My rating: 2 of 5 stars
This book just did not do anything for me; the story itself is so simple that I can’t help but give away the basic overlay. The story has 4.5 stars on Amazon as I write this, so be sure to look at other opinions.
A soda pop executive is estranged from his daughter for many years; he takes a corporate stint in Pakistan after his wife divorces him. He daughter is murdered; he gets kidnapped, ransomed, then murdered. The end.
In the middle is a long story that his woman handler/captor tells him about a life his daughter never had. And a story about himself. It is these stories that make up the bulk of the novel and if there is a point to it, it eludes me.
[END SPOILER ALERT – MOSTLY]
It just doesn’t add up to me; it doesn’t come across as a realistic portrayal of how a kidnapped American in Pakistan would be treated – based on Bowe Bergdahl’s treatment as outlined in the Serial podcast. Would an American woman who joined the Pakistani’s really be left for hours to talk with a captive with no man around? It doesn’t seem likely. Wouldn’t the experience be more brutal? Almost certainly.
Life is miserable and then you die. Perhaps it is stories that give our lives’ meaning? Is that the point?

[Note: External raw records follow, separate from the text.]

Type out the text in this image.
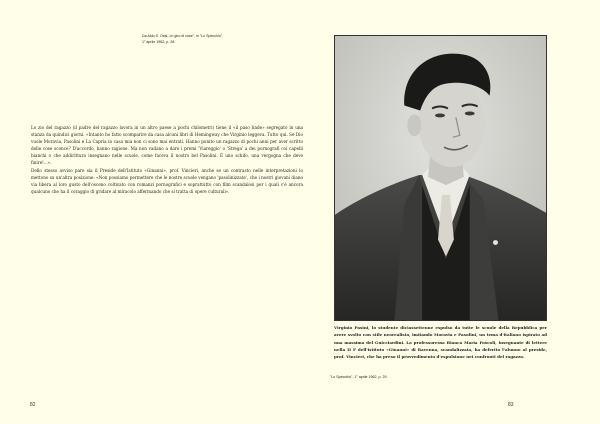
Da Aldo S. Ossi, „In giro di cose", in "Lo Specchio",
1° aprile 1962, p. 28.

Lo zio del ragazzo (il padre del ragazzo lavora in un altro paese a pochi chilometri) tiene il «il paso linde» segregato in una stanza da quindici giorni. «Intanto ho fatto scomparire da casa alcuni libri di Hemingway che Virginio leggeva. Tutto qui. Se Dio vuole Moravia, Pasolini e La Capria in casa mia non ci sono mai entrati. Hanno punito un ragazzo di pochi anni per aver scritto delle cose sconce? D'accordo, hanno ragione. Ma non vadano a dare i premi 'Viareggio' o 'Strega' a dei pornografi coi capelli bianchi o che addirittura insegnano nelle scuole, come faceva il nostro bel Pasolini. È uno schifo, una vergogna che deve finire!...».

Dello stesso avviso pare sia il Preside dell'Istituto «Ginanni», prof. Vincieri, anche se un contrasto nelle interpretazioni lo mettono su un'altra posizione: «Non possiamo permettere che le nostre scuole vengano 'pasolinizzate', che i nostri giovani diano via libera al loro gusto dell'osceno coltivato con romanzi pornografici e soprattutto con film scandalosi per i quali c'è ancora qualcuno che ha il coraggio di gridare al miracolo affermando che si tratta di opere culturali».

82
Virginio Pasini, lo studente diciassettenne espulso da tutte le scuole della Repubblica per avere svolto con stile neorealista, imitando Moravia e Pasolini, un tema d'italiano ispirato ad una massima del Guicciardini. La professoressa Bianca Maria Foscoli, insegnante di lettere nella II F dell'istituto «Ginanni» di Ravenna, scandalizzata, ha deferito l'alunno al preside, prof. Vincieri, che ha preso il provvedimento d'espulsione nei confronti del ragazzo.
"Lo Specchio", 1° aprile 1962, p. 29.
83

The kidnap/story-within-a-story device is stretched. The basic overlay could have been told in a more believable way I think. The very basics of his captors and what is going on to effect his release is completely missing. To be generous, this probably mirrors his knowledge of the situation.
It rises a bit above the utterly bleak “Ninety-Two in the Shade” by Thomas McGuane and “Ransom” by Jay Mcinerney which put be off reading modern fiction back in the 90s. Novels don’t have to have happy endings; but there has to be some glimpse of something that approaches realistic.